= Smith predictor =

Type of predictive controller

The Smith predictor (invented by O. J. M. Smith in 1957) is a type of predictive controller designed to control systems with a significant feedback time delay. The idea can be illustrated as follows.

Suppose the plant consists of $G(z)$ followed by a pure time delay $z^{-k}$. $z$ refers to the Z-transform of the transfer function relating the inputs and outputs of the plant $G$.

As a first step, suppose we only consider $G(z)$ (the plant without a delay) and design a controller $C(z)$ with a closed-loop transfer function $H(z)=\frac{C(z) G(z)}{1+C(z)G(z)}$ that we consider satisfactory.

Next, our objective is to design a controller $\bar{C}(z)$ for the plant $G(z) z^{-k}$ so that the closed loop transfer function $\bar{H}(z)$ equals $H(z) z^{-k}$.

Solving $\frac{\bar{C} G z^{-k}}{1+\bar{C}G z^{-k}} = z^{-k} \frac{C G }{1 + C G}$,
we obtain
$\bar{C} = \frac{C}{1+CG(1-z^{-k})}$. The controller is implemented as shown in the following figure, where $G(z)$ has been changed to $\hat{G}(z)$ to indicate that it is a model used by the controller.

Note that there are two feedback loops. The outer control loop feeds the output back to the input, as usual. However, this loop alone would not provide satisfactory control, because of the delay; this loop is feeding back outdated information. Intuitively, for the k sample intervals during which no fresh information is available, the system is controlled by the inner loop which contains a predictor of what the (unobservable) output of the plant G currently is.
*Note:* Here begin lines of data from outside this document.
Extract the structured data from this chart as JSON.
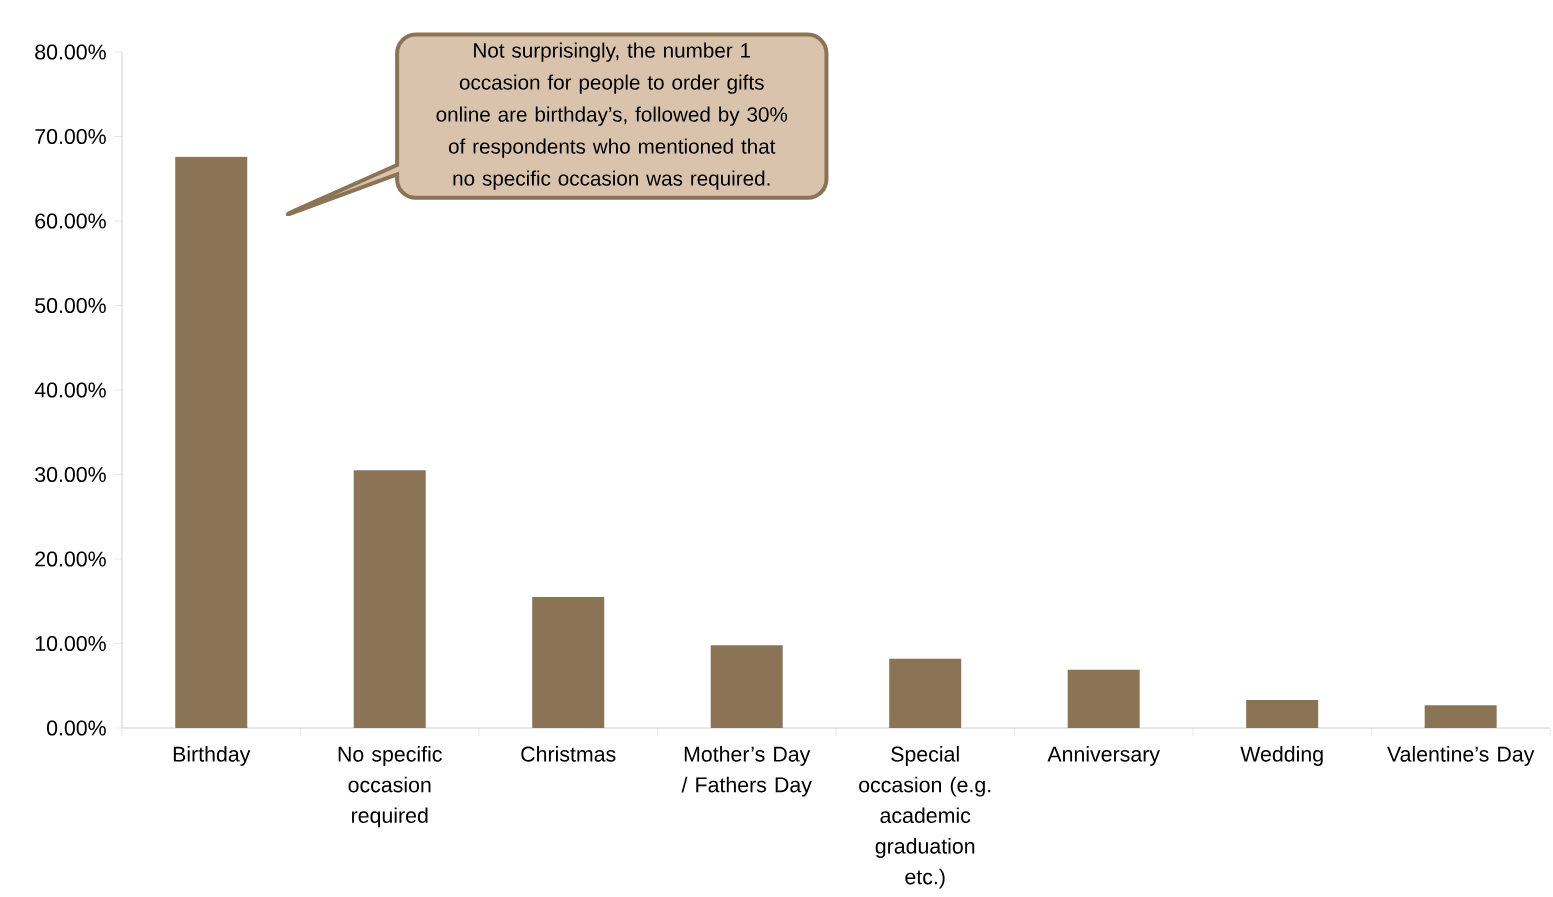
{
  "chart_data": {
    "type": "bar",
    "categories": [
      "Birthday",
      "No specific occasion required",
      "Christmas",
      "Mother’s Day / Fathers Day",
      "Special occasion (e.g. academic graduation etc.)",
      "Anniversary",
      "Wedding",
      "Valentine’s Day"
    ],
    "values": [
      67.6,
      30.5,
      15.5,
      9.8,
      8.2,
      6.9,
      3.3,
      2.7
    ],
    "color": "#8b7355",
    "ylim": [
      0,
      80
    ],
    "yticks": [
      {
        "value": 0,
        "label": "0.00%"
      },
      {
        "value": 10,
        "label": "10.00%"
      },
      {
        "value": 20,
        "label": "20.00%"
      },
      {
        "value": 30,
        "label": "30.00%"
      },
      {
        "value": 40,
        "label": "40.00%"
      },
      {
        "value": 50,
        "label": "50.00%"
      },
      {
        "value": 60,
        "label": "60.00%"
      },
      {
        "value": 70,
        "label": "70.00%"
      },
      {
        "value": 80,
        "label": "80.00%"
      }
    ],
    "annotations": [
      "Not surprisingly, the number 1 occasion for people to order gifts online are birthday’s, followed by 30% of respondents who mentioned that no specific occasion was required."
    ]
  }
}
To check that this works, a re-arrangement can be made as follows:

Here we can see that if the model used in the controller, $\hat{G}(z)z^{-k}$, matches the plant $G(z) z^{-k}$ perfectly, then the outer and middle feedback loops cancel each other, and the controller generates the "correct" control action. In reality, however, it is impossible for the model to perfectly match the plant.